Connecticut Superior Court Judicial District of Danbury at Danbury
Jul 22, 2008
2008 Ct. Sup. 12044 (Conn. Super. Ct. 2008)

Opinion

No. DBD-CV08 5004054 S

July 22, 2008


MEMORANDUM OF DECISION Re Motion to Strike No. 102


I FACTS

On January 24, 2008, the plaintiff, Elaine Lowenadler, PPA Randy Lowenadler, commenced this lawsuit. The plaintiff alleges the following: On March 24, 2006, the plaintiff was on the premises of Bethel Middle School in his capacity as a seventh grade student. The plaintiff attended an after-school student-staff basketball game which was sponsored and supervised by school faculty and staff, including two of the co-defendants, Bill Mallard and Derek Muharem. Mallard and Muharem are assistant principals for Bethel Middle School. At that time, students engaged in activity whereby one student would get down on his hands and knees directly in front of the basket while another student would sprint towards the basket, jump on the kneeling student's back and then leap off the student's back in an attempt to dunk the basketball. Shortly after the first student's attempt to dunk the basketball failed, the plaintiff attempted to dunk by jumping off a kneeling student's back and, upon missing the dunk, came crashing down on the gymnasium floor, suffering injuries to his hands, wrists, teeth and face. The plaintiff further alleges that one week prior to this incident, students at Bethel Middle School engaged in a similar dunking contest at a basketball game organized, sponsored and supervised by school faculty.
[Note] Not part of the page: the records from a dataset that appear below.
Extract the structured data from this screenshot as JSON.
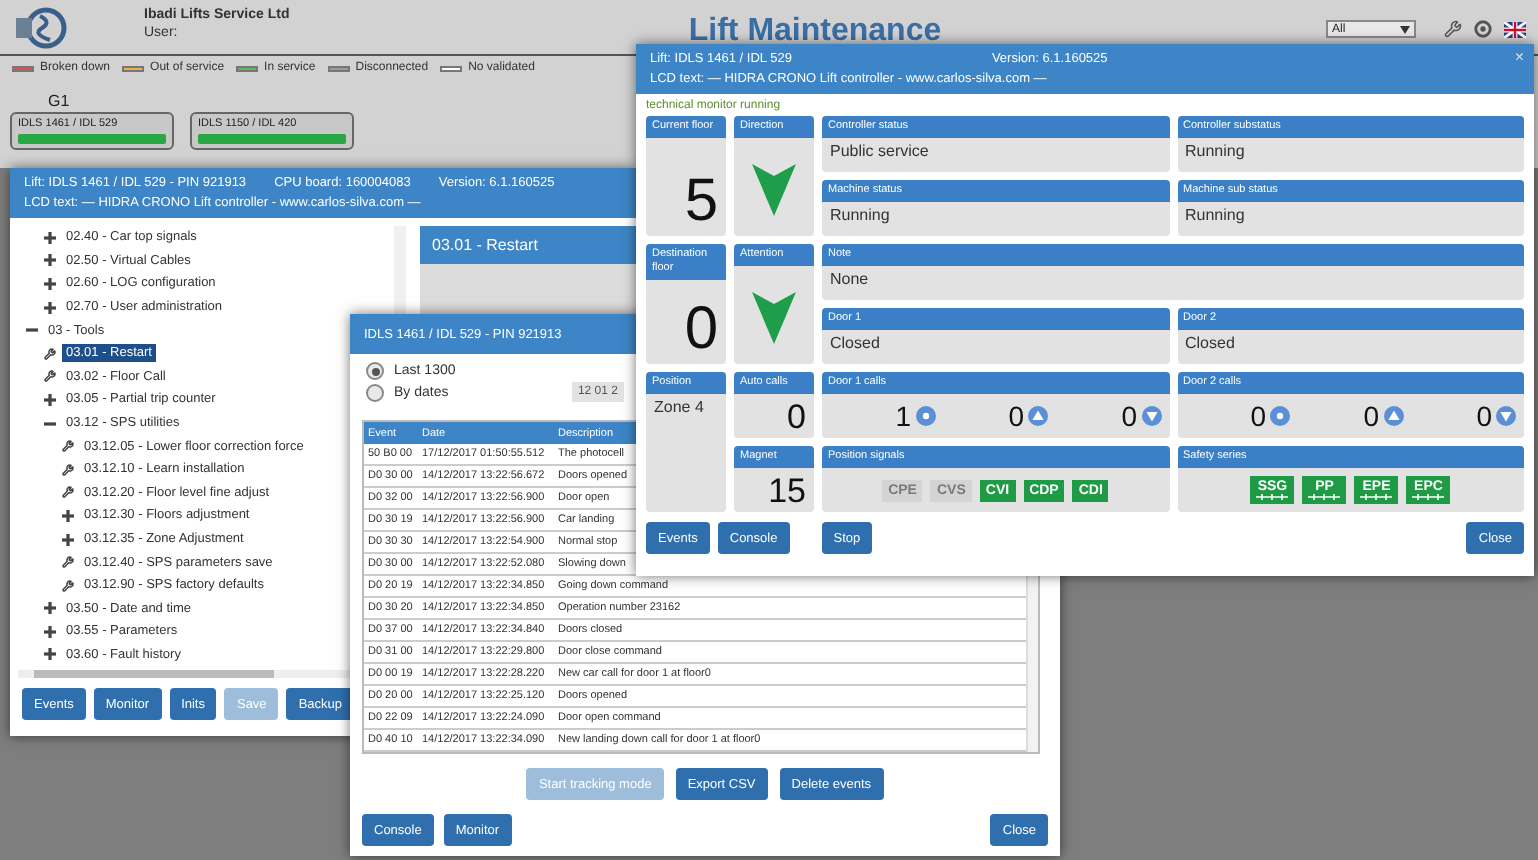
{
  "header": {
    "company": "Ibadi Lifts Service Ltd",
    "user_label": "User:",
    "title": "Lift Maintenance",
    "filter": "All"
  },
  "legend": [
    {
      "label": "Broken down",
      "color": "#d9534f"
    },
    {
      "label": "Out of service",
      "color": "#f0ad4e"
    },
    {
      "label": "In service",
      "color": "#5cb85c"
    },
    {
      "label": "Disconnected",
      "color": "#9a9a9a"
    },
    {
      "label": "No validated",
      "color": "#ffffff"
    }
  ],
  "group": {
    "name": "G1",
    "lifts": [
      {
        "label": "IDLS 1461 / IDL 529",
        "color": "#28a745"
      },
      {
        "label": "IDLS 1150 / IDL 420",
        "color": "#28a745"
      }
    ]
  },
  "config_window": {
    "lift": "Lift: IDLS 1461 / IDL 529 - PIN 921913",
    "cpu": "CPU board: 160004083",
    "version": "Version: 6.1.160525",
    "lcd": "LCD text: — HIDRA CRONO Lift controller - www.carlos-silva.com —",
    "tree": [
      {
        "kind": "continued",
        "children": [
          {
            "kind": "folder",
            "label": "02.40 - Car top signals",
            "expanded": false,
            "selected": false
          },
          {
            "kind": "folder",
            "label": "02.50 - Virtual Cables",
            "expanded": false,
            "selected": false
          },
          {
            "kind": "folder",
            "label": "02.60 - LOG configuration",
            "expanded": false,
            "selected": false
          },
          {
            "kind": "folder",
            "label": "02.70 - User administration",
            "expanded": false,
            "selected": false
          }
        ]
      },
      {
        "kind": "folder",
        "label": "03 - Tools",
        "expanded": true,
        "selected": false,
        "children": [
          {
            "kind": "action",
            "label": "03.01 - Restart",
            "selected": true
          },
          {
            "kind": "action",
            "label": "03.02 - Floor Call",
            "selected": false
          },
          {
            "kind": "folder",
            "label": "03.05 - Partial trip counter",
            "expanded": false,
            "selected": false
          },
          {
            "kind": "folder",
            "label": "03.12 - SPS utilities",
            "expanded": true,
            "selected": false,
            "children": [
              {
                "kind": "action",
                "label": "03.12.05 - Lower floor correction force",
                "selected": false
              },
              {
                "kind": "action",
                "label": "03.12.10 - Learn installation",
                "selected": false
              },
              {
                "kind": "action",
                "label": "03.12.20 - Floor level fine adjust",
                "selected": false
              },
              {
                "kind": "folder",
                "label": "03.12.30 - Floors adjustment",
                "expanded": false,
                "selected": false
              },
              {
                "kind": "folder",
                "label": "03.12.35 - Zone Adjustment",
                "expanded": false,
                "selected": false
              },
              {
                "kind": "action",
                "label": "03.12.40 - SPS parameters save",
                "selected": false
              },
              {
                "kind": "action",
                "label": "03.12.90 - SPS factory defaults",
                "selected": false
              }
            ]
          },
          {
            "kind": "folder",
            "label": "03.50 - Date and time",
            "expanded": false,
            "selected": false
          },
          {
            "kind": "folder",
            "label": "03.55 - Parameters",
            "expanded": false,
            "selected": false
          },
          {
            "kind": "folder",
            "label": "03.60 - Fault history",
            "expanded": false,
            "selected": false
          }
        ]
      }
    ],
    "panel_title": "03.01 - Restart",
    "buttons": [
      {
        "label": "Events",
        "disabled": false
      },
      {
        "label": "Monitor",
        "disabled": false
      },
      {
        "label": "Inits",
        "disabled": false
      },
      {
        "label": "Save",
        "disabled": true
      },
      {
        "label": "Backup",
        "disabled": false
      }
    ]
  },
  "events_window": {
    "title": "IDLS 1461 / IDL 529 - PIN 921913",
    "range_options": [
      {
        "label": "Last 1300",
        "selected": true
      },
      {
        "label": "By dates",
        "selected": false
      }
    ],
    "date_from": "12 01 2",
    "columns": [
      "Event",
      "Date",
      "Description"
    ],
    "rows": [
      {
        "event": "50 B0 00",
        "date": "17/12/2017 01:50:55.512",
        "description": "The photocell"
      },
      {
        "event": "D0 30 00",
        "date": "14/12/2017 13:22:56.672",
        "description": "Doors opened"
      },
      {
        "event": "D0 32 00",
        "date": "14/12/2017 13:22:56.900",
        "description": "Door open"
      },
      {
        "event": "D0 30 19",
        "date": "14/12/2017 13:22:56.900",
        "description": "Car landing"
      },
      {
        "event": "D0 30 30",
        "date": "14/12/2017 13:22:54.900",
        "description": "Normal stop"
      },
      {
        "event": "D0 30 00",
        "date": "14/12/2017 13:22:52.080",
        "description": "Slowing down"
      },
      {
        "event": "D0 20 19",
        "date": "14/12/2017 13:22:34.850",
        "description": "Going down command"
      },
      {
        "event": "D0 30 20",
        "date": "14/12/2017 13:22:34.850",
        "description": "Operation number 23162"
      },
      {
        "event": "D0 37 00",
        "date": "14/12/2017 13:22:34.840",
        "description": "Doors closed"
      },
      {
        "event": "D0 31 00",
        "date": "14/12/2017 13:22:29.800",
        "description": "Door close command"
      },
      {
        "event": "D0 00 19",
        "date": "14/12/2017 13:22:28.220",
        "description": "New car call for door 1 at floor0"
      },
      {
        "event": "D0 20 00",
        "date": "14/12/2017 13:22:25.120",
        "description": "Doors opened"
      },
      {
        "event": "D0 22 09",
        "date": "14/12/2017 13:22:24.090",
        "description": "Door open command"
      },
      {
        "event": "D0 40 10",
        "date": "14/12/2017 13:22:34.090",
        "description": "New landing down call for door 1 at floor0"
      }
    ],
    "action_buttons": [
      {
        "label": "Start tracking mode",
        "disabled": true
      },
      {
        "label": "Export CSV",
        "disabled": false
      },
      {
        "label": "Delete events",
        "disabled": false
      }
    ],
    "footer_buttons": [
      "Console",
      "Monitor"
    ],
    "close_button": "Close"
  },
  "monitor_window": {
    "lift": "Lift: IDLS 1461 / IDL 529",
    "version": "Version: 6.1.160525",
    "lcd": "LCD text: — HIDRA CRONO Lift controller - www.carlos-silva.com —",
    "close": "×",
    "status_note": "technical monitor running",
    "current_floor": {
      "label": "Current floor",
      "value": "5"
    },
    "direction": {
      "label": "Direction",
      "down": true
    },
    "controller_status": {
      "label": "Controller status",
      "value": "Public service"
    },
    "controller_substatus": {
      "label": "Controller substatus",
      "value": "Running"
    },
    "machine_status": {
      "label": "Machine status",
      "value": "Running"
    },
    "machine_sub_status": {
      "label": "Machine sub status",
      "value": "Running"
    },
    "destination_floor": {
      "label": "Destination floor",
      "value": "0"
    },
    "attention": {
      "label": "Attention",
      "down": true
    },
    "note": {
      "label": "Note",
      "value": "None"
    },
    "door_1": {
      "label": "Door 1",
      "value": "Closed"
    },
    "door_2": {
      "label": "Door 2",
      "value": "Closed"
    },
    "position": {
      "label": "Position",
      "value": "Zone 4"
    },
    "auto_calls": {
      "label": "Auto calls",
      "value": "0"
    },
    "magnet": {
      "label": "Magnet",
      "value": "15"
    },
    "door_1_calls": {
      "label": "Door 1 calls",
      "calls": [
        {
          "count": "1",
          "kind": "cabin"
        },
        {
          "count": "0",
          "kind": "up"
        },
        {
          "count": "0",
          "kind": "down"
        }
      ]
    },
    "door_2_calls": {
      "label": "Door 2 calls",
      "calls": [
        {
          "count": "0",
          "kind": "cabin"
        },
        {
          "count": "0",
          "kind": "up"
        },
        {
          "count": "0",
          "kind": "down"
        }
      ]
    },
    "position_signals": {
      "label": "Position signals",
      "signals": [
        {
          "label": "CPE",
          "on": false
        },
        {
          "label": "CVS",
          "on": false
        },
        {
          "label": "CVI",
          "on": true
        },
        {
          "label": "CDP",
          "on": true
        },
        {
          "label": "CDI",
          "on": true
        }
      ]
    },
    "safety_series": {
      "label": "Safety series",
      "signals": [
        {
          "label": "SSG",
          "on": true
        },
        {
          "label": "PP",
          "on": true
        },
        {
          "label": "EPE",
          "on": true
        },
        {
          "label": "EPC",
          "on": true
        }
      ]
    },
    "left_buttons": [
      "Events",
      "Console"
    ],
    "stop_button": "Stop",
    "close_button": "Close"
  }
}
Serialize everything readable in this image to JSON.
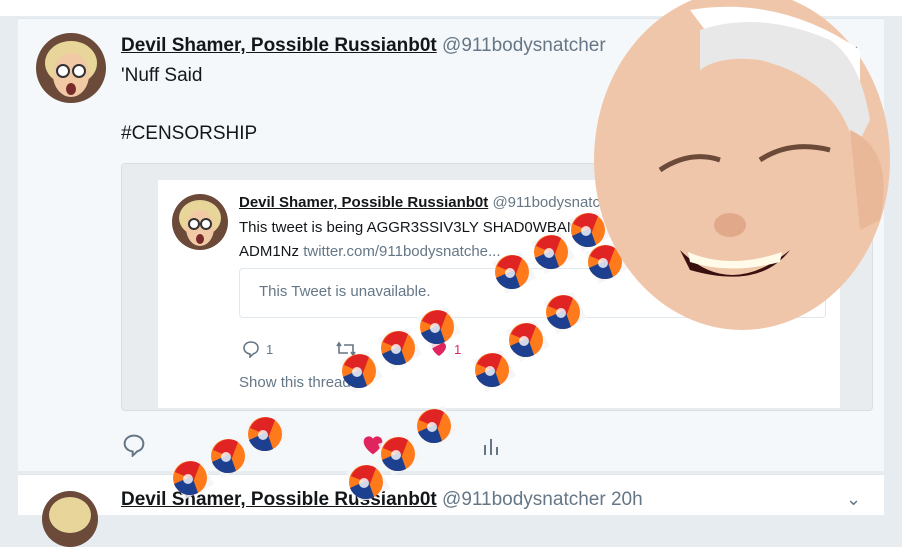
{
  "tweet": {
    "name": "Devil Shamer, Possible Russianb0t",
    "handle": "@911bodysnatcher",
    "line1": "'Nuff Said",
    "line2": "#CENSORSHIP"
  },
  "quoted": {
    "name": "Devil Shamer, Possible Russianb0t",
    "handle": "@911bodysnatcher",
    "text_line1": "This tweet is being AGGR3SSIV3LY SHAD0WBANN...",
    "text_line2_prefix": "ADM1Nz",
    "text_line2_link": "twitter.com/911bodysnatche...",
    "unavailable": "This Tweet is unavailable.",
    "reply_count": "1",
    "like_count": "1",
    "show_thread": "Show this thread"
  },
  "next_tweet": {
    "name": "Devil Shamer, Possible Russianb0t",
    "handle": "@911bodysnatcher",
    "time": "20h"
  },
  "colors": {
    "like": "#e0245e",
    "text": "#14171a",
    "muted": "#657786"
  }
}
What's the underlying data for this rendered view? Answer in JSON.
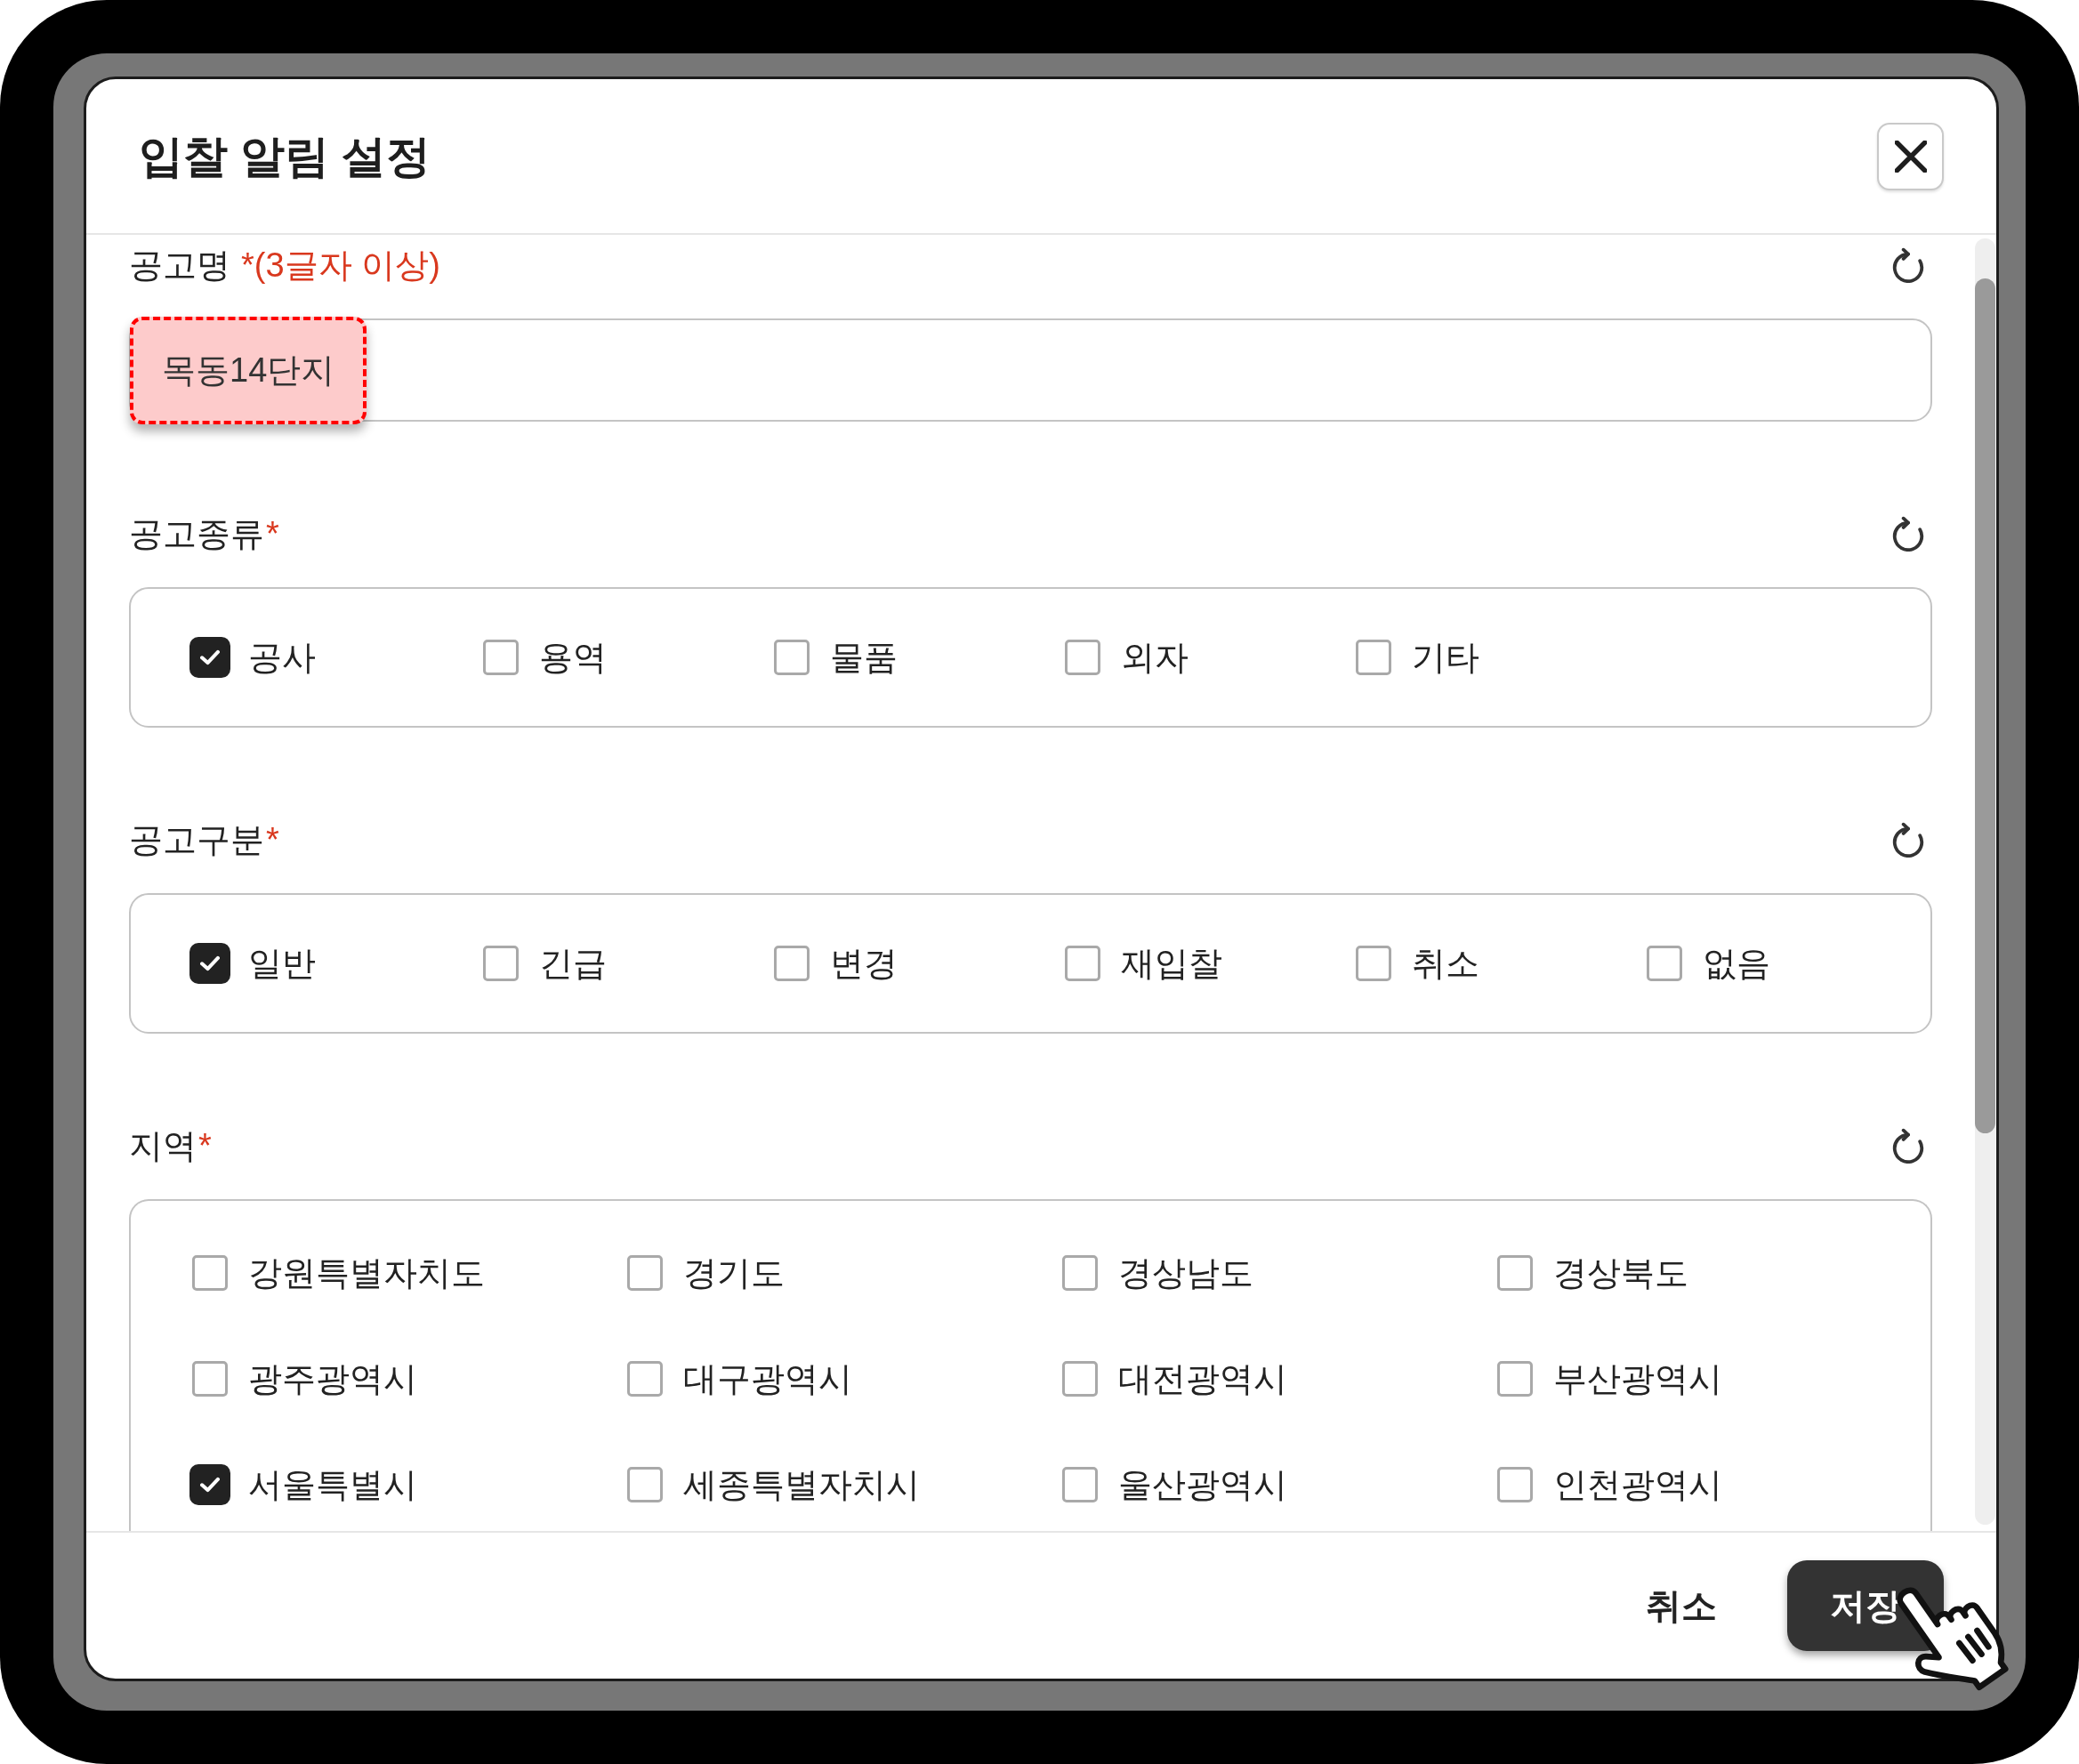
{
  "dialog": {
    "title": "입찰 알림 설정"
  },
  "sections": [
    {
      "kind": "text",
      "label": "공고명",
      "required_note": "*(3글자 이상)",
      "input": {
        "value": "목동14단지",
        "highlighted": true
      }
    },
    {
      "kind": "row",
      "label": "공고종류",
      "required_note": "*",
      "options": [
        {
          "label": "공사",
          "checked": true
        },
        {
          "label": "용역",
          "checked": false
        },
        {
          "label": "물품",
          "checked": false
        },
        {
          "label": "외자",
          "checked": false
        },
        {
          "label": "기타",
          "checked": false
        }
      ]
    },
    {
      "kind": "row",
      "label": "공고구분",
      "required_note": "*",
      "options": [
        {
          "label": "일반",
          "checked": true
        },
        {
          "label": "긴급",
          "checked": false
        },
        {
          "label": "변경",
          "checked": false
        },
        {
          "label": "재입찰",
          "checked": false
        },
        {
          "label": "취소",
          "checked": false
        },
        {
          "label": "없음",
          "checked": false
        }
      ]
    },
    {
      "kind": "grid",
      "label": "지역",
      "required_note": "*",
      "options": [
        {
          "label": "강원특별자치도",
          "checked": false
        },
        {
          "label": "경기도",
          "checked": false
        },
        {
          "label": "경상남도",
          "checked": false
        },
        {
          "label": "경상북도",
          "checked": false
        },
        {
          "label": "광주광역시",
          "checked": false
        },
        {
          "label": "대구광역시",
          "checked": false
        },
        {
          "label": "대전광역시",
          "checked": false
        },
        {
          "label": "부산광역시",
          "checked": false
        },
        {
          "label": "서울특별시",
          "checked": true
        },
        {
          "label": "세종특별자치시",
          "checked": false
        },
        {
          "label": "울산광역시",
          "checked": false
        },
        {
          "label": "인천광역시",
          "checked": false
        }
      ]
    }
  ],
  "footer": {
    "buttons": [
      {
        "label": "취소",
        "kind": "secondary"
      },
      {
        "label": "저장",
        "kind": "primary"
      }
    ]
  }
}
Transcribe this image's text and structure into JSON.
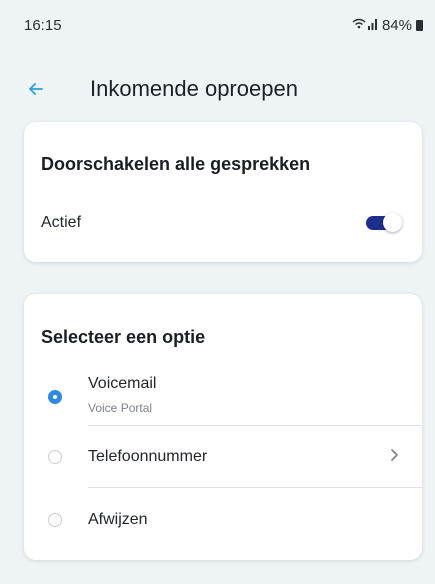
{
  "status_bar": {
    "time": "16:15",
    "signal_icons": "wifi-signal-icons",
    "battery_percent": "84%"
  },
  "header": {
    "back_icon": "back-arrow-icon",
    "title": "Inkomende oproepen"
  },
  "forward_card": {
    "title": "Doorschakelen alle gesprekken",
    "toggle_label": "Actief",
    "toggle_on": true
  },
  "options_card": {
    "title": "Selecteer een optie",
    "options": [
      {
        "label": "Voicemail",
        "sublabel": "Voice Portal",
        "selected": true
      },
      {
        "label": "Telefoonnummer",
        "selected": false,
        "has_chevron": true
      },
      {
        "label": "Afwijzen",
        "selected": false
      }
    ]
  },
  "colors": {
    "accent": "#2ba1d8",
    "toggle_on": "#1e2e8c",
    "radio_selected": "#2f8be0",
    "background": "#eef4f6"
  }
}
At the hearing on the motion to strike the plaintiffs conceded that these events occurred after the school day had ended.

On January 26, 2008, the plaintiff commenced this lawsuit by service against the named defendants, Mallard, Muharem, the Bethel board of education (the board), and the town of Bethel (the town). The five-count complaint brings claims of negligence against Mallard and Muharem, statutory indemnification against the board pursuant to General Statutes § 7-465, statutory indemnification against the town pursuant to § 7-465, negligence against the board pursuant to § 52-557n, and negligence against the town pursuant to General Statutes § 52-557n. On March 4, 2008, the defendants filed a motion to strike the complaint in its CT Page 12051 entirety and the matter was heard at short calendar on April 21, 2008.

II DISCUSSION

"The purpose of a motion to strike is to contest . . . the legal sufficiency of the allegations of any complaint . . . to state a claim upon which relief can be granted." (Internal quotation marks omitted.) Fort Trumbull Conservancy, LLC v. Alves, 262 Conn. 480, 498, 815 A.2d 1188 (2003). "It is fundamental that in determining the sufficiency of a complaint challenged by a defendant's motion to strike, all well-pleaded facts necessarily implied from the allegations are taken as admitted." (Internal quotation marks omitted.) Violano v. Fernandez, 280 Conn. 310, 318, 907 A.2d 1188 (2006). "A motion to strike admits all facts well pleaded; it does not admit legal conclusions or the truth or accuracy of opinions stated in the pleadings." (Internal quotation marks omitted.) Faulkner v. United Technologies Corp., 240 Conn. 576, 588, 693 A.2d 293 (1997). "In ailing on a motion to strike, the court is limited to the facts alleged in the complaint." (Internal quotation marks omitted.) Id., 580. Ultimately, "[i]f facts provable in the complaint would support a cause of action, the motion to strike must be denied." (Internal quotation marks omitted.) Batte-Holmgren v. Commissioner of Public Health, 281 Conn. 277, 294, 914 A.2d 996 (2007).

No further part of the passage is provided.